Appelli alla porre fine agli scontri sono venuti anche da Onu, Usa, Ue, Unione africana, Lega araba e Russia. L'attrito fra esercito e paramilitari si stava aggravando da mesi bloccando la transizione basato sull'accordo-quadro firmato il 5 dicembre scorso. Al centro della contesa c'è infatti la riforma militare con l'esercito sudanese che vorrebbe integrare le Rsf nei propri ranghi già entro due anni mentre Dagalo vorrebbe mettersi a disposizione di un'autorità civile in un processo più lento che potrebbe durare fino a dieci anni. L'esercito, mostrando immagini di Burhan impegnato in una sala operativa, afferma di avere sempre avuto il controllo del proprio quartier generale e ha smentito un'annunciata presa del palazzo presidenziale. Un colonnello ha ammesso che ci sono state "perdite" nell'esercito, ma non è stato in grado di quantificarle.

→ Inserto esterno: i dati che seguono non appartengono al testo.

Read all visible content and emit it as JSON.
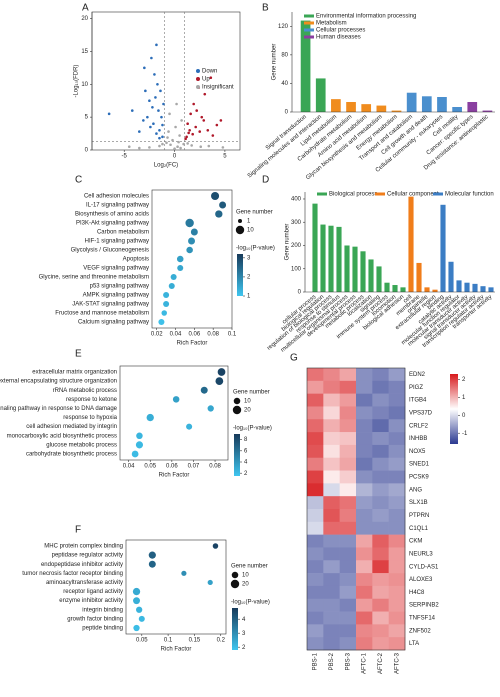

"La battaglia si deciderà nei prossimi giorni", ha avvertito Dagalo. Le Rsf, che nell'aprile 2019 parteciparono al colpo di Stato militare che pose fine all'era dell'autocrate Omar al-Bashir, disporrebbero di circa 100 mila uomini. Sono un'evoluzione delle famigerate milizie "janjaweed", i "diavoli a cavallo" che combatterono per Bashir al fine di sedare la ribellione in Darfur dei primi anni 2000, un conflitto con almeno 2,5 milioni di profughi e circa 300 mila morti. Dagalo condivide con la milizia Wagner una miniera d'oro, andò in Russia alla vigilia dell'invasione dell'Ucraina e si è detto favorevole alla costruzione di una base russa sul Mar Rosso in Sudan.